Pröpstin: Kein Platz für Gewalt 

Das Präventionsgesetz der Nordkirche gibt klare Vorgaben, wie mit Vermutungen sexualisierter Gewalt umzugehen ist. „Wir bieten Hilfe und Unterstützung an, wir reagieren und ziehen notwendige Konsequenzen“, sagt Kallies, die auch Vorsitzende des Kirchenkreisrats ist. Aufgabe der Kirchengemeinden ist es, individuelle Schutzkonzepte zu erarbeiten. Diese Konzepte sollen präventive Maßnahmen etablieren und eine frühzeitige Intervention zum Schutz (potenziell) Betroffener ermöglichen. Der Fachbereich ist 2024 personell verstärkt worden: Jessica Kock verstärkt die Fachstelle zur Prävention sexualisierter Gewalt des Kirchenkreises Lübeck-Lauenburg. Die Erziehungswissenschaftlerin wird die Kirchengemeinden in beiden Propsteien unterstützen, Schutzkonzepte gegen sexualisierte Gewalt zu entwickeln.

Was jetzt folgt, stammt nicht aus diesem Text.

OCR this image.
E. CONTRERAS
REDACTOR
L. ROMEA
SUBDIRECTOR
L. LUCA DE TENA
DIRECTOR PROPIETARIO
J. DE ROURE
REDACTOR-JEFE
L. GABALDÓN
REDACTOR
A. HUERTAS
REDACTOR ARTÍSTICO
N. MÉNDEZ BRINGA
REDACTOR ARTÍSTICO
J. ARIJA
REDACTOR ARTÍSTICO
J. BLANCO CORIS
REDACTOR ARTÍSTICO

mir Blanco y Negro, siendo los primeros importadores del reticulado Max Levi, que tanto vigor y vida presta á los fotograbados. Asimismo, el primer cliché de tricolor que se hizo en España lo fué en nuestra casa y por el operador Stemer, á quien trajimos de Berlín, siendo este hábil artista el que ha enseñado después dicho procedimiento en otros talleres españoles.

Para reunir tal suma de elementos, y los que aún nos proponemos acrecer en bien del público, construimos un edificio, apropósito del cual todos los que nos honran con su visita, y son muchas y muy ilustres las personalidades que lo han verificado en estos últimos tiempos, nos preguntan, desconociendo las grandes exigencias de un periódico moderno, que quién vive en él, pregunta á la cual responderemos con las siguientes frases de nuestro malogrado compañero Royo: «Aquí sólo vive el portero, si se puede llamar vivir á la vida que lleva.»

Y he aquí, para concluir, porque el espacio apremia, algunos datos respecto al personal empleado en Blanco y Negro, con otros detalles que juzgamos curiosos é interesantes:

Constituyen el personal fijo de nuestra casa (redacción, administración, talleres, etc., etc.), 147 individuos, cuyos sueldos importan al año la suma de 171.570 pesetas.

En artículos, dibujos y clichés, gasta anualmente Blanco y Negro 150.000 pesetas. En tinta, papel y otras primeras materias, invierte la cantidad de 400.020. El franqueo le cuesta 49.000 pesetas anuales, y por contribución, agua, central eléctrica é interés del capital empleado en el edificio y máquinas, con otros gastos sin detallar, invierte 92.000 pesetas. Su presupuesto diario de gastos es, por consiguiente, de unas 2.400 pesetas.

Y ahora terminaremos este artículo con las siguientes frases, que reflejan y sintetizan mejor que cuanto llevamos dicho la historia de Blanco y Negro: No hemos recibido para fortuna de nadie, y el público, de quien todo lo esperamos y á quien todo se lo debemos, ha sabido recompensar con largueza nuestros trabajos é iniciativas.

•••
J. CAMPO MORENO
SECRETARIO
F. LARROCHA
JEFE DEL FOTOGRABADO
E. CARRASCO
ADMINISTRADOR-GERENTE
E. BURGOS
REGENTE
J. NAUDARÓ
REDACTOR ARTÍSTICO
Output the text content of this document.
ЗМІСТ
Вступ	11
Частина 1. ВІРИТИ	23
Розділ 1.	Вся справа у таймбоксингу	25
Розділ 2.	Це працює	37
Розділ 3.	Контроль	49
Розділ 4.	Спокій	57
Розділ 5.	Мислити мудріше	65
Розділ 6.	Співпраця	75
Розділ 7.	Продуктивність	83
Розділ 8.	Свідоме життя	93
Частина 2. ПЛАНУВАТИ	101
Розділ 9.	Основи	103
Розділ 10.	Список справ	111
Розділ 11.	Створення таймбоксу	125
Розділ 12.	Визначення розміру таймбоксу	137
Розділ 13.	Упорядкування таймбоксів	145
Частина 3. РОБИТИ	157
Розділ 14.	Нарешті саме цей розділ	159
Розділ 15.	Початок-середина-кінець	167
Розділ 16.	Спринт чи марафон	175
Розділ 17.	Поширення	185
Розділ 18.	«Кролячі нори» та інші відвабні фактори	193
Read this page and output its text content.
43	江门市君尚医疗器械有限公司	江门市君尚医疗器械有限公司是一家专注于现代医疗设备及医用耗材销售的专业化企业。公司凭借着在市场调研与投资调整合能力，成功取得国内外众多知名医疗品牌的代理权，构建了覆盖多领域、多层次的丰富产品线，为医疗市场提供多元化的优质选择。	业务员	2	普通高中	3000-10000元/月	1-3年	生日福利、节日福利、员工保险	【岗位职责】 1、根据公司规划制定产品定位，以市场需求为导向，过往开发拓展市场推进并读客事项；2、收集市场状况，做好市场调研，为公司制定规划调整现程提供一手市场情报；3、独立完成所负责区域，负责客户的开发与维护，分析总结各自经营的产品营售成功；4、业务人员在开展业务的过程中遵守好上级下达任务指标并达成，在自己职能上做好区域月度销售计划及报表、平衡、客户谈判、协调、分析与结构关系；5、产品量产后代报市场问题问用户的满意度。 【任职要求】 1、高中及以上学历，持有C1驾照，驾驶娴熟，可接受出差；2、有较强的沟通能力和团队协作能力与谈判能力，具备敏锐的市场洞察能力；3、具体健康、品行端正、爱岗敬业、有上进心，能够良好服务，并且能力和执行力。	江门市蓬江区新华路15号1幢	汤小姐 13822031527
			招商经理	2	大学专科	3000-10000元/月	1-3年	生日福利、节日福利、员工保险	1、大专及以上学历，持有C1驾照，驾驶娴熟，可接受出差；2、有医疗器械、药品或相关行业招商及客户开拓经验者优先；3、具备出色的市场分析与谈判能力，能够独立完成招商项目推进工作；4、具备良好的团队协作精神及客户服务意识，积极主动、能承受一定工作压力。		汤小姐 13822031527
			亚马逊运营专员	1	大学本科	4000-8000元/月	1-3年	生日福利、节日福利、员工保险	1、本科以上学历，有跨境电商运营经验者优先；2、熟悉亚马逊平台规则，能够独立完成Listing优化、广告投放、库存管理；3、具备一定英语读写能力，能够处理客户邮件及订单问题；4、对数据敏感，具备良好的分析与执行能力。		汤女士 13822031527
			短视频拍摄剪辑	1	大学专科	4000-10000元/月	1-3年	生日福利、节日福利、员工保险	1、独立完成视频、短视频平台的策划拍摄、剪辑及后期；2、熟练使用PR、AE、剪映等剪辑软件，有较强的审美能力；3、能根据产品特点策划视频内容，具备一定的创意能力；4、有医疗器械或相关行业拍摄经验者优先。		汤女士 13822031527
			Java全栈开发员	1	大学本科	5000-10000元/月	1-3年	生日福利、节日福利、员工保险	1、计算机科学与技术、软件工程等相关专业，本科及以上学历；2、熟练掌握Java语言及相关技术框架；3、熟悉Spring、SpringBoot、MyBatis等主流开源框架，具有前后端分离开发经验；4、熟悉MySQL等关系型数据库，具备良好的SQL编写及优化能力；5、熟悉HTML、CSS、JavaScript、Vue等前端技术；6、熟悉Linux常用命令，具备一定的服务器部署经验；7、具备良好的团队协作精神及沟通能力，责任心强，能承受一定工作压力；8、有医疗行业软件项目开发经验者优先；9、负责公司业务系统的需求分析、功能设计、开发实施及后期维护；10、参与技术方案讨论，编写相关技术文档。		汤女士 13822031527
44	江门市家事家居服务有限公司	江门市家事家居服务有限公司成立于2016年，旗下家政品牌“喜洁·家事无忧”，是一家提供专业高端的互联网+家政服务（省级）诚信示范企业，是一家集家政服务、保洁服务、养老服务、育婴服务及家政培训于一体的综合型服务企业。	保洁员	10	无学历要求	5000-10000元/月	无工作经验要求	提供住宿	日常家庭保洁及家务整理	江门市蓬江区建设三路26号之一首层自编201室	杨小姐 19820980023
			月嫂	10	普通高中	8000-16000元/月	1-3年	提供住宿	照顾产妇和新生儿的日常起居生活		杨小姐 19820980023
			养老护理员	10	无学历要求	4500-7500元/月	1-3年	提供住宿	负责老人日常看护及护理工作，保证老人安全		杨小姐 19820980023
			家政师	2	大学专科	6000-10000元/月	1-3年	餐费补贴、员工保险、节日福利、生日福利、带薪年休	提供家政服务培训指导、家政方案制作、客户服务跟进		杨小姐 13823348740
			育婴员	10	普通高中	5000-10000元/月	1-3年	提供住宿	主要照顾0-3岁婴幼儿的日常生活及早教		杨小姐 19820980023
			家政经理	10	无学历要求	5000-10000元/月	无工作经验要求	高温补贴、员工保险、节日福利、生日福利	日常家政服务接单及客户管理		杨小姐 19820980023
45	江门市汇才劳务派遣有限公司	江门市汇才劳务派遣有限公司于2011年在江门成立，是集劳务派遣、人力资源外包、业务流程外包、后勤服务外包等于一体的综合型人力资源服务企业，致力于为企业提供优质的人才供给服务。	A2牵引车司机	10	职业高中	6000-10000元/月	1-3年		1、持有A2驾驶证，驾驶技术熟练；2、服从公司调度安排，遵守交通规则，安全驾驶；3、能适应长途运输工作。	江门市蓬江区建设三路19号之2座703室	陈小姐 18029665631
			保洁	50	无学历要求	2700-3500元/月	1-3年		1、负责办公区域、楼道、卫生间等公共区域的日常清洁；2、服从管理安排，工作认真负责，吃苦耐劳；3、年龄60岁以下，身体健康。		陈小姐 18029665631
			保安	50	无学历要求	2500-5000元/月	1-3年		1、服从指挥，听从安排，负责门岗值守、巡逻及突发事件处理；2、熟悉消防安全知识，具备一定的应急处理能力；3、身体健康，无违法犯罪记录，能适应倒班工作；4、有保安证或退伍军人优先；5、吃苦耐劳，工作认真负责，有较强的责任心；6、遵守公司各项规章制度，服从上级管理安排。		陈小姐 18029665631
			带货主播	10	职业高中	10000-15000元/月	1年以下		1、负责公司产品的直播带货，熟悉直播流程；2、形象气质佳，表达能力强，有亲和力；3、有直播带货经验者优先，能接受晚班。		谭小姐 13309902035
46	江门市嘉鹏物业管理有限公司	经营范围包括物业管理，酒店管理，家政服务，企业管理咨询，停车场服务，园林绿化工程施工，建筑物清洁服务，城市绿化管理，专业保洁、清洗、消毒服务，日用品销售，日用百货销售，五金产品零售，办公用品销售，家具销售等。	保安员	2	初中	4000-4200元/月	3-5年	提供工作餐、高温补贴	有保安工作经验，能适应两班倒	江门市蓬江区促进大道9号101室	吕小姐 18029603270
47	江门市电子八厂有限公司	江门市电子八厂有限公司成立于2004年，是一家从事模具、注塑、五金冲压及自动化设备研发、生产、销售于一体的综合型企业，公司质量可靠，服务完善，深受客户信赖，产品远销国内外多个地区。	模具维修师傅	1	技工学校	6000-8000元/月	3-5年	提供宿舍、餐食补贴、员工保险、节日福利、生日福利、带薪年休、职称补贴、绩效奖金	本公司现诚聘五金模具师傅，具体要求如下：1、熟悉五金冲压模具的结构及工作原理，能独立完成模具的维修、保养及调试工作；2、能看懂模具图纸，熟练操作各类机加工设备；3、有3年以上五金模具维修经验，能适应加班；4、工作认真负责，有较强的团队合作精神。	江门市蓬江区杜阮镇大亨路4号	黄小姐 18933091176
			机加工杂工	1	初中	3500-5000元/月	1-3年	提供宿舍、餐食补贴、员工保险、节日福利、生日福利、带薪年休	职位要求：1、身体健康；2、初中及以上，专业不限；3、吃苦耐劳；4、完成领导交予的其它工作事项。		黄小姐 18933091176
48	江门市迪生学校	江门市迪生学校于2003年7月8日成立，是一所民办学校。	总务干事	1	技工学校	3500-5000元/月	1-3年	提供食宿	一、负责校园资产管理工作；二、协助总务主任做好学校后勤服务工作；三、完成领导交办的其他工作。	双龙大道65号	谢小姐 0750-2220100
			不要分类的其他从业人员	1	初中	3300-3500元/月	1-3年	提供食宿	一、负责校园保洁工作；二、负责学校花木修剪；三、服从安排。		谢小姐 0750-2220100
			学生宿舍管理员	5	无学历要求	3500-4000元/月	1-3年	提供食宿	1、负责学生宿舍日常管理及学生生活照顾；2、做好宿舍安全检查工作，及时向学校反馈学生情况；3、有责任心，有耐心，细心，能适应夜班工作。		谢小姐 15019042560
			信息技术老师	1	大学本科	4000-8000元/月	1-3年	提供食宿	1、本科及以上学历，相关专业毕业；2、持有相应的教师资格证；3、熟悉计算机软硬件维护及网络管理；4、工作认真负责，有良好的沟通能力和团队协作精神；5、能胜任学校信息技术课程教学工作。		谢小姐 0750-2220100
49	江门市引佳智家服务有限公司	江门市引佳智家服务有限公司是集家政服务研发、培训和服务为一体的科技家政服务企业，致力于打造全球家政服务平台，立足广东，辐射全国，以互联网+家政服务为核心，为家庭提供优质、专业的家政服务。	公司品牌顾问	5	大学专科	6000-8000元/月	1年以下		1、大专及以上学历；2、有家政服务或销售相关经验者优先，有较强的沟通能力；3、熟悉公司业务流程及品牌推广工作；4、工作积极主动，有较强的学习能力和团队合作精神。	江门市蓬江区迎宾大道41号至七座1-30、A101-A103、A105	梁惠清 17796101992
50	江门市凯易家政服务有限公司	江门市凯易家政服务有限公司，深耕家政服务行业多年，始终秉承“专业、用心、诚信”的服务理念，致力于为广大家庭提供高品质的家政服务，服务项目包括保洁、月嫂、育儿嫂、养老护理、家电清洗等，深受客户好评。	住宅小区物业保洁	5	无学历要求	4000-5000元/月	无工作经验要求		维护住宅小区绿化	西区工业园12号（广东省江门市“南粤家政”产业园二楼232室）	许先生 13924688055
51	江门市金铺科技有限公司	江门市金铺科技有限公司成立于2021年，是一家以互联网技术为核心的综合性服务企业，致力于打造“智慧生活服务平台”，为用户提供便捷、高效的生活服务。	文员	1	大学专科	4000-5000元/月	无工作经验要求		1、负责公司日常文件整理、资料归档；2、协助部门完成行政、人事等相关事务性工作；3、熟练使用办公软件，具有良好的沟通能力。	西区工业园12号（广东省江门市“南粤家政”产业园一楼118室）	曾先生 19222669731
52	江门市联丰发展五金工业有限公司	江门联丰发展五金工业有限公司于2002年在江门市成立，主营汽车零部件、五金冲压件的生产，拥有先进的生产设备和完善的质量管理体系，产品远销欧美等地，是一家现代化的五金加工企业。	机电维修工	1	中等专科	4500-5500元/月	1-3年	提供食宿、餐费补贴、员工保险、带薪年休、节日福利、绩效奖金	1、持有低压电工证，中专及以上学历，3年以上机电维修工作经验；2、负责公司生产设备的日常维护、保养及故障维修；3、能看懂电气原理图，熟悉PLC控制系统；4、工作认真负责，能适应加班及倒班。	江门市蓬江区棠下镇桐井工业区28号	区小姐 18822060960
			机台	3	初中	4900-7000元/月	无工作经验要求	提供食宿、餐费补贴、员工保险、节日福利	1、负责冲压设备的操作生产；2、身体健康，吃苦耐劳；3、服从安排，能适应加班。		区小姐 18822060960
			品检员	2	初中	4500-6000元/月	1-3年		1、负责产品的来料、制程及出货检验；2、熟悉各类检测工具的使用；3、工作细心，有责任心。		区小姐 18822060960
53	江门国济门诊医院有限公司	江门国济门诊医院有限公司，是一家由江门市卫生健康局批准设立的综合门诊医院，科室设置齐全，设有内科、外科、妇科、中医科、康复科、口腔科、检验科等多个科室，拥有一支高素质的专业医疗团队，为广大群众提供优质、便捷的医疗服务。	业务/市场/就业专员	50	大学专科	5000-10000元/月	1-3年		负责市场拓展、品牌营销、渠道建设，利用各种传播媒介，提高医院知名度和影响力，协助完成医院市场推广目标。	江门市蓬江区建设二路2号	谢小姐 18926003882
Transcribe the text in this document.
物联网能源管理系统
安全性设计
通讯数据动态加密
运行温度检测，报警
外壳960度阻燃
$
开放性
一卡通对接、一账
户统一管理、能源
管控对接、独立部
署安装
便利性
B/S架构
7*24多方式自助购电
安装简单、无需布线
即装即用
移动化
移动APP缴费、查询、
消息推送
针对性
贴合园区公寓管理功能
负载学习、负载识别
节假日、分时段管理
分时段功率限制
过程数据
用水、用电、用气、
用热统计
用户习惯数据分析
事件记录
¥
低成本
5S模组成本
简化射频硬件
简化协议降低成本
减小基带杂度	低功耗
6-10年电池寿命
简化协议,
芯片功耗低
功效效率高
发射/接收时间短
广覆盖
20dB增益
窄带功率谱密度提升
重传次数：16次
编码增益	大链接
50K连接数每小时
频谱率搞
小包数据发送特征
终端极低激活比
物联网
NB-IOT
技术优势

Janina Timmermann, Leiterin der Präventionsstelle des Kirchenkreises Lübeck-Lauenburg, hebt hervor, was die ForuM-Studie bewirkt hat: „Auf der Ebene des Kirchenkreises waren seitdem im Wesentlichen vermehrte Beratungsanfragen, zum Beispiel aus Kirchengemeinden, zu bemerken. Es gibt eine erhöhte Sensibilität für die Notwendigkeit, hinzusehen und sich darum zu kümmern, wenn es ein seltsames Gefühl gibt. Da gibt es ein verstärktes Bewusstsein dafür, dass wir eine Verantwortung haben, hinzusehen.“

Schutzkonzeptarbeit in den Gemeinden

Die Schutzkonzepte werden gemeinsam mit Haupt- und Ehrenamtlichen in den Gemeinden entwickelt. Dabei stehen Prävention und Intervention gleichermaßen im Fokus. Ziel ist es, Maßnahmen zu beschließen, die ein Hinsehen regelhaft etablieren. Zum Beispiel gehört die Erarbeitung eines Beschwerdeverfahrens zum Schutzprozess. Die Gemeinden müssen hierfür entscheiden worüber man sich beschweren kann in der Gemeinde und wie den Beschwerden nachgegangen wird. 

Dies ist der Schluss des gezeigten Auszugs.